FOXBOROUGH, Mass. — The NFL, in its continuing attempt to make all things equal, has established an experiment for the first two preseason games this year: point-after-touchdown kicks will be snapped from the 15-yard line, not the 2.

The belief among some NFL officials is the PAT kick has become too easy. And after last year’s results, when kickers missed only five of 1,261 PAT attempts (a 99.6 percent success rate), you can see why.

Stephen Gostkowski, who led the NFL in scoring last year with 158 points – a New England Patriots record – doesn’t seem to care where he kicks.

“As long as kicking is still a big part of the game,” he said, “they can move it to whatever they want to. It’s going to be equal across the board for every kicker.”

Gostkowski simply wants a chance to try out the new rule Friday night when the Patriots play the Philadelphia Eagles at Gillette Stadium. The Patriots didn’t attempt a PAT kick in last week’s 23-6 loss at Washington.

“Hopefully,” he said.

Gostkowski, 30, is coming off his finest season since the Patriots drafted him in the fourth round in 2006 to replace Adam Vinatieri. He missed only three field goals – from 43, 55 and 48 yards – and was perfect on 44 PAT kicks. It was the third time he has led the league in scoring.

He was so good last year that the Patriots never considered he would miss. Before a late-season game at Baltimore, special teams star Matthew Slater said, “I don’t even think about whether or not he’s going to make field goals at this point. We just figure that’s money in the bank because he’s just been so reliable this year, so consistent, as he has the whole time I’ve been here.”

That attitude has carried over – he has no competition in training camp and no one has asked Coach Bill Belichick about Gostkowski since training camp opened July 24.

In watching Gostkowski practice Wednesday, with the wind pushing the heavy rain sideways, it’s obvious he cares greatly about his craft. While it was a light workout day for him, he still took the time to carefully plot each kick – holding out his right arm to gauge the wind, then calculating how much to push the ball and how high to kick it.

“We play in New England, where you’re going to get some bad weather,” he said. “We practice outside pretty much in everything unless it’s lightning. It just makes it easier to deal with in a game.”

The weather, he said, “makes your job a lot harder but it doesn’t make it impossible. You’ve just got to keep your focus and your confidence.”

Gostkowski has the best field-goal percentage (.856, 208 of 243) in Patriots history and the most 50-yard field goals in team history with 12. He kicked five last year.

Not surprisingly, he works year-round on his kicking, a big difference from when he attended the University of Memphis. There he was also a pitcher on the baseball team and didn’t start kicking until summer workouts.

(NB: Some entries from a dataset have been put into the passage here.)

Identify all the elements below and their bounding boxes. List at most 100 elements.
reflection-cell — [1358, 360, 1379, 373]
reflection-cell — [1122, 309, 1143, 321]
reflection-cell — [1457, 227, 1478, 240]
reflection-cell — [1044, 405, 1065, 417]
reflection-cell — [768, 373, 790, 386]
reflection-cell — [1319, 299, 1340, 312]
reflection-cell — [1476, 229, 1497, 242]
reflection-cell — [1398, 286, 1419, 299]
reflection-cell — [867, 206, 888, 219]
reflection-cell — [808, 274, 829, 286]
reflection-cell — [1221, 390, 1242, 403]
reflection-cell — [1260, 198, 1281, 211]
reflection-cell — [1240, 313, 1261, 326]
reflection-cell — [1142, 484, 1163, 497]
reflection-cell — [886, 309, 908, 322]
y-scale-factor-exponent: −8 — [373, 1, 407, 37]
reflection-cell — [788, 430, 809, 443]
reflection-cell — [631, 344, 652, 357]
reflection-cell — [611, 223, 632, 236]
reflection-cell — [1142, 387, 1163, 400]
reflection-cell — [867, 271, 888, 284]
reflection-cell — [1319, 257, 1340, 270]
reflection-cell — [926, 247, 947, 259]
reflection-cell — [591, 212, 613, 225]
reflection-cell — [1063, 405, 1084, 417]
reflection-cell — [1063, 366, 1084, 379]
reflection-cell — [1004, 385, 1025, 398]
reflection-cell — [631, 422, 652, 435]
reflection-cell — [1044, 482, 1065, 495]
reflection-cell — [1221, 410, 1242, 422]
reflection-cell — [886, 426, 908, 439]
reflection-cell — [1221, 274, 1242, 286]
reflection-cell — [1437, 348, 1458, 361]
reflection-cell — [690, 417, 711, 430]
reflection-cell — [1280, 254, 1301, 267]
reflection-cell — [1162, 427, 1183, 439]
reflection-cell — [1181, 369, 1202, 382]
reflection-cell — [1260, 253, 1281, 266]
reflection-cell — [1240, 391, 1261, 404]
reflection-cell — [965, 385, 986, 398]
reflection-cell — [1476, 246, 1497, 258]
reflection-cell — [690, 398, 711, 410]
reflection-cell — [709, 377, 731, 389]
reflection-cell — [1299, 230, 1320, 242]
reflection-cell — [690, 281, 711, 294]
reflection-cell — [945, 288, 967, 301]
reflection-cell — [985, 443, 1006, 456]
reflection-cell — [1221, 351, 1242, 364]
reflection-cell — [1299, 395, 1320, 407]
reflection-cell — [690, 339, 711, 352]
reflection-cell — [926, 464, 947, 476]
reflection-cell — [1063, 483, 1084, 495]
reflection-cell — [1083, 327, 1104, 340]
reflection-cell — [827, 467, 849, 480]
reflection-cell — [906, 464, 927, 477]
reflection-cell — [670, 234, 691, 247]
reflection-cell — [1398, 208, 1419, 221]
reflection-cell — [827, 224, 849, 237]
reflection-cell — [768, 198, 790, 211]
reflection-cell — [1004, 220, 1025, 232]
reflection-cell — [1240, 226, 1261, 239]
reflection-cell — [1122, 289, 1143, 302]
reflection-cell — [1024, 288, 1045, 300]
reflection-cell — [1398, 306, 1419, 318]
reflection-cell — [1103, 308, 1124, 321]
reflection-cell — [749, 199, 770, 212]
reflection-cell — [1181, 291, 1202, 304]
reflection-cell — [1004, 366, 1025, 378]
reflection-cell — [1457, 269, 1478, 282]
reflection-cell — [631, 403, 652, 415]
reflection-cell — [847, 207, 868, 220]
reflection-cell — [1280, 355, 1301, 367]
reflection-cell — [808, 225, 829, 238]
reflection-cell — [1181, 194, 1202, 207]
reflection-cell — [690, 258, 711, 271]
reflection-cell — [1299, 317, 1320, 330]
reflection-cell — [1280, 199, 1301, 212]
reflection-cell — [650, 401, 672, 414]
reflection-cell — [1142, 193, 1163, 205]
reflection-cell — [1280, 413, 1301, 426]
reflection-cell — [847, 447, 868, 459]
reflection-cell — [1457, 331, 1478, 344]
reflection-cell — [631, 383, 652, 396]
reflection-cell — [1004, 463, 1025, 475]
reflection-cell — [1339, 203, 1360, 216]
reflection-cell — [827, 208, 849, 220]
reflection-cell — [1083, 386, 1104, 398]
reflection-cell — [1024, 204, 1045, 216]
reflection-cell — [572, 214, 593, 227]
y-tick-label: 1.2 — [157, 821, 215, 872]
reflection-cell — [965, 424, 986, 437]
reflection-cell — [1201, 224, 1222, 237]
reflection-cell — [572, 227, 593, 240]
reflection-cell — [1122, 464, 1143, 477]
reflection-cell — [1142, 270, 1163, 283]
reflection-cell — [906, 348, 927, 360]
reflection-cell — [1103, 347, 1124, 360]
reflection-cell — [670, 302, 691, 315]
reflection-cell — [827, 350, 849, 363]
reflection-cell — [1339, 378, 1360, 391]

“I think I work a little smarter now,” he said. “Sometimes that correlates with pitching. You can do too much. You want to work smart and make sure you get something out of it, not just going out and swinging your leg.

“I’ve just learned to focus and get better quality repetitions, rather than just going out and kicking 200 kicks a day. You don’t want to tire yourself out or create bad habits. You’ve just got to be smart about it.”